30:37 – Javascript is getting somewhere with async and await. It now introduces co-routines. Co-routines conceptually block a function, but in reality the function is not really being blocked.

32:16 – A co-routine is when a language has a feature where you can pause functions and return to them later.

32:56 – There should be full support for async and await by the end of the year (2017).

Quickfire Questions

33:38 – Best advice about programming
Always start with an MVP and expand later.

34:03 – Habits for writing better code
Writing better prose and essays contributes to writing better code.

35:08 – “Programs must be written for people to read, and only incidentally for machines to execute.” – Harold Abelson

35:30 – Writing is how we think and communicate.
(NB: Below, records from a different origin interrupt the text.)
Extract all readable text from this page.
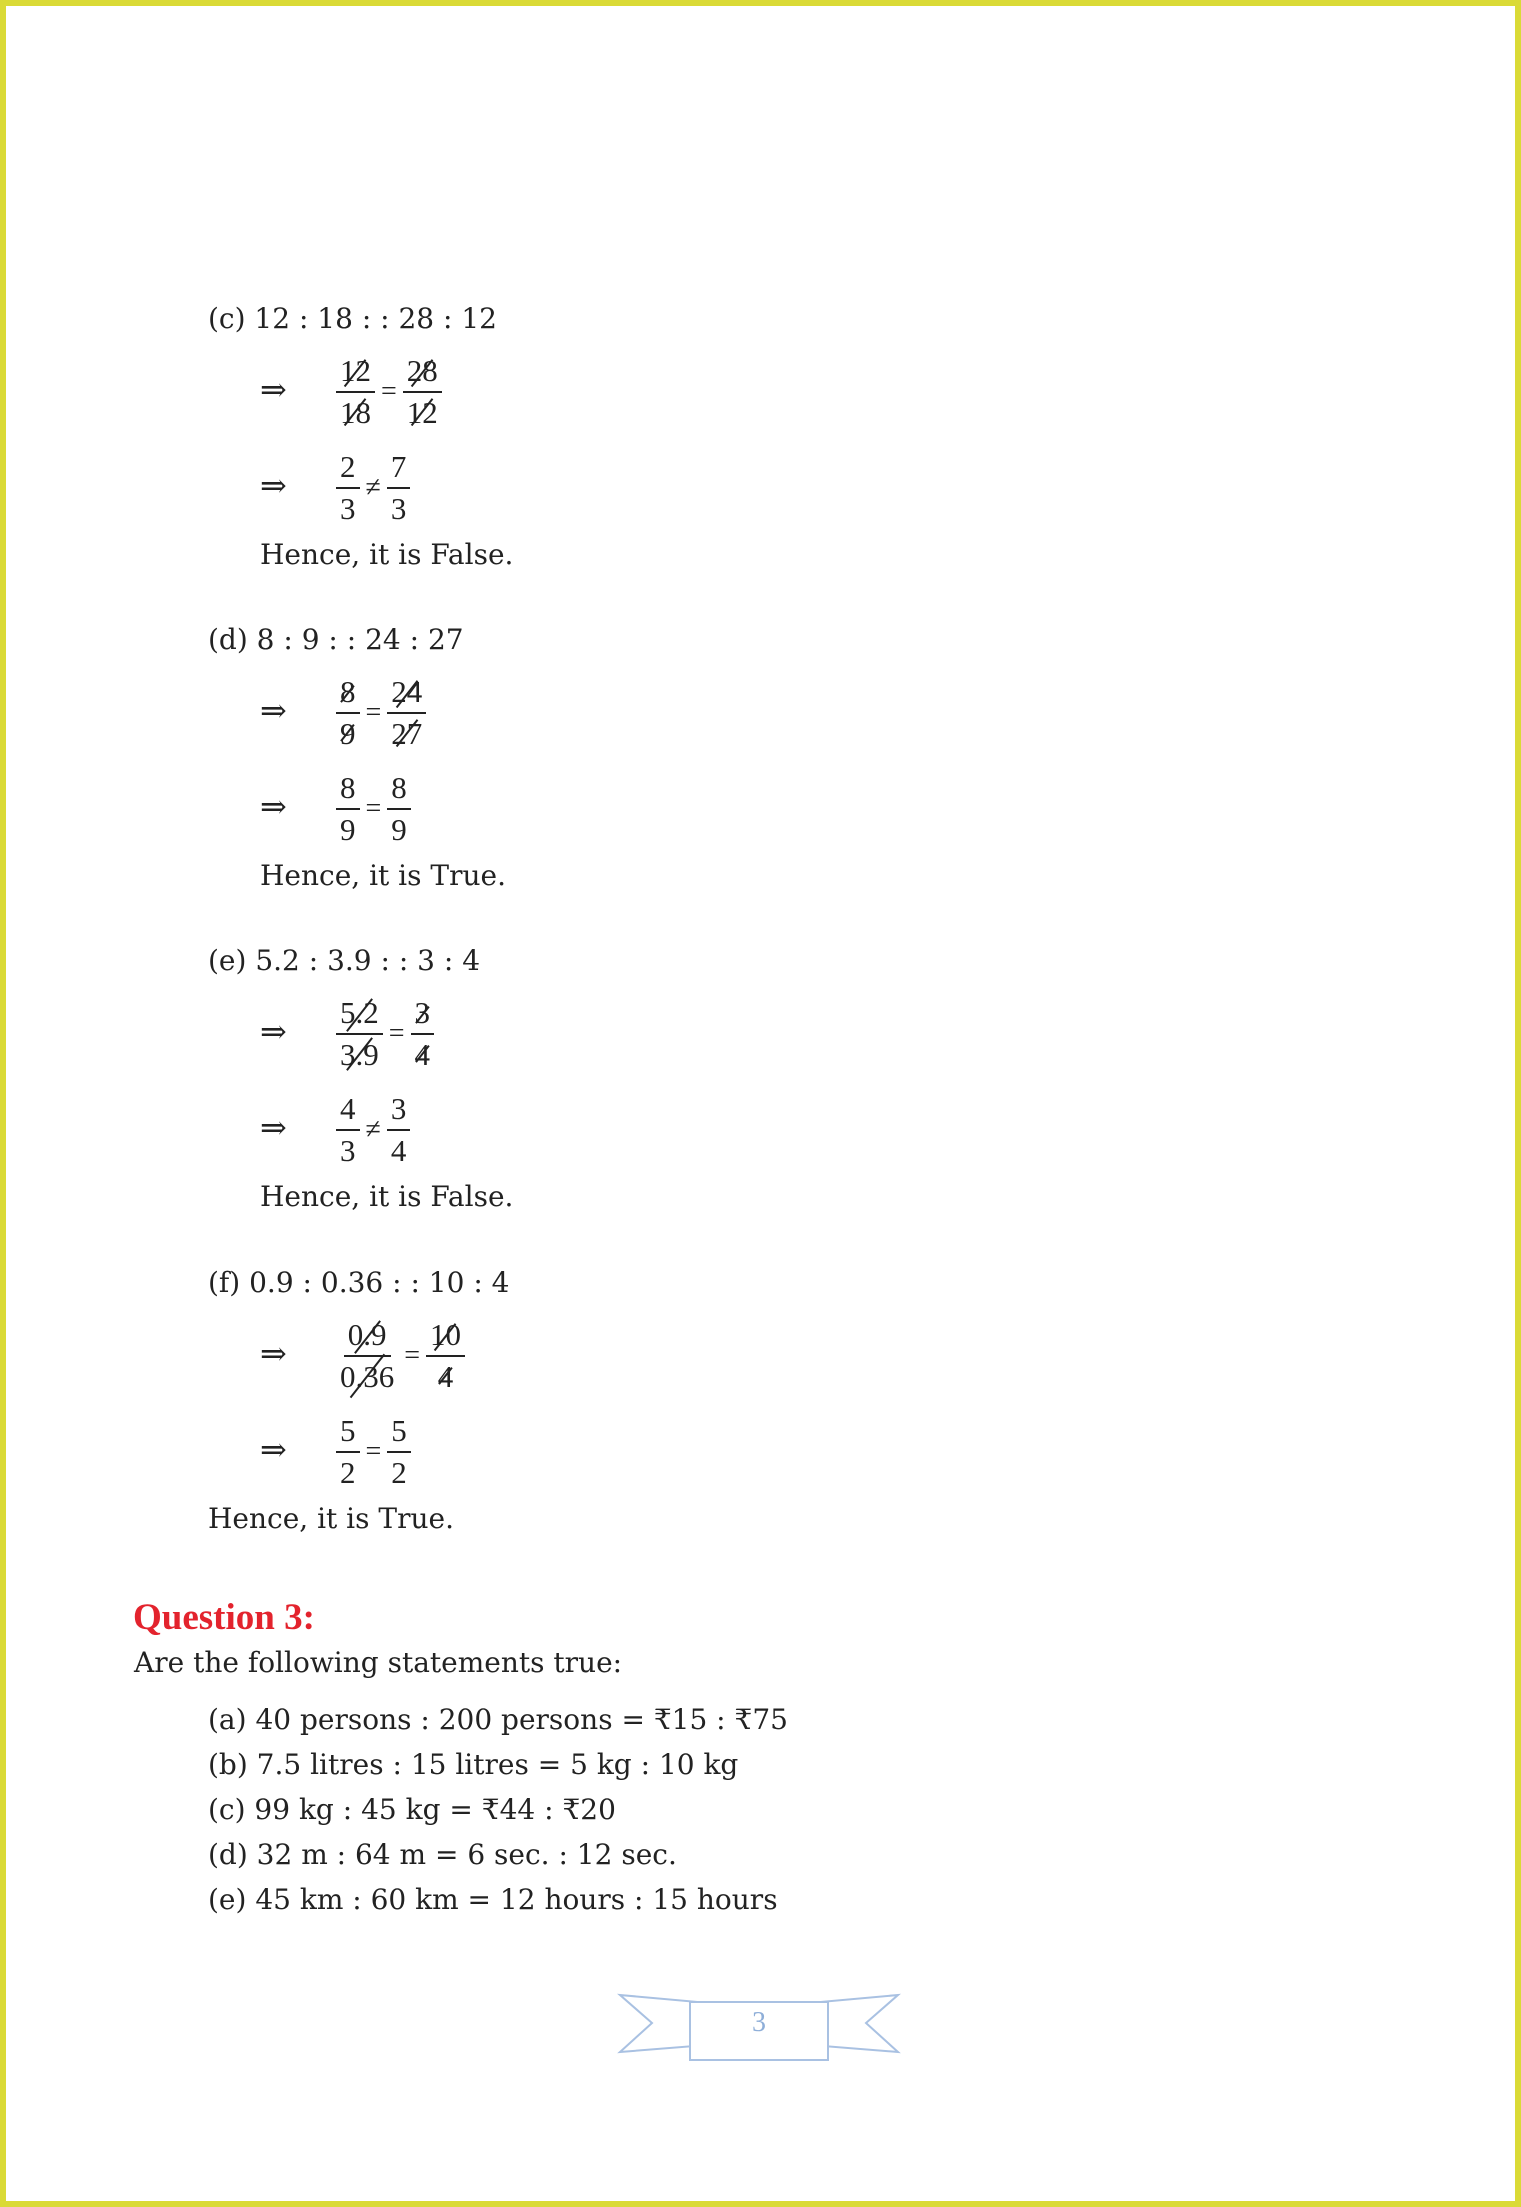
(c) 12 : 18 : : 28 : 12
⇒ $\frac{12}{18} = \frac{28}{12}$
⇒ $\frac{2}{3} \ne \frac{7}{3}$
Hence, it is False.
(d) 8 : 9 : : 24 : 27
⇒ $\frac{8}{9} = \frac{24}{27}$
⇒ $\frac{8}{9} = \frac{8}{9}$
Hence, it is True.
(e) 5.2 : 3.9 : : 3 : 4
⇒ $\frac{5.2}{3.9} = \frac{3}{4}$
⇒ $\frac{4}{3} \ne \frac{3}{4}$
Hence, it is False.
(f) 0.9 : 0.36 : : 10 : 4
⇒ $\frac{0.9}{0.36} = \frac{10}{4}$
⇒ $\frac{5}{2} = \frac{5}{2}$
Hence, it is True.
Question 3:
Are the following statements true:
(a) 40 persons : 200 persons = ₹15 : ₹75
(b) 7.5 litres : 15 litres = 5 kg : 10 kg
(c) 99 kg : 45 kg = ₹44 : ₹20
(d) 32 m : 64 m = 6 sec. : 12 sec.
(e) 45 km : 60 km = 12 hours : 15 hours
3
When Amjad writes code he tries to make it seem like a story.

36:28 – Book
The Pragmatic Programmer. He finds it has a lot of philosophical approaches to writing better code, as well as how to collaborate with your team.

38:30 – The Mythical Man-Month. Much of the book is dated, but a number of sections are timeless. It’s about someone who wrote a large OS in the 60s.

40:28 – Inspiring devs
Sebastian McKenzie. Sebastian is the creator of Babel and Yarn. Sebastian continues to innovate. Babel and Yarn have changed how people use javascript.

41:45 – His friend at Facebook, Felix Kling, also inspires him. Felix builds interesting tools that a lot of people use, however no one knows he’s built them. He built a tool called the AST explorer. Felix’s work has a lot of impact.

42:57 – How to learn code from scratch
Amjad would learn how to program from scratch by going to a local code school. Or he’d enrol in Codecademy and pick up some books, such as Eloquent Javascript, with a lot of exercises.

46:25 – How to work smart
Locking out hours in order to get into a state of flow. Find an editor that optimises flow and minimises having to switch between different screens.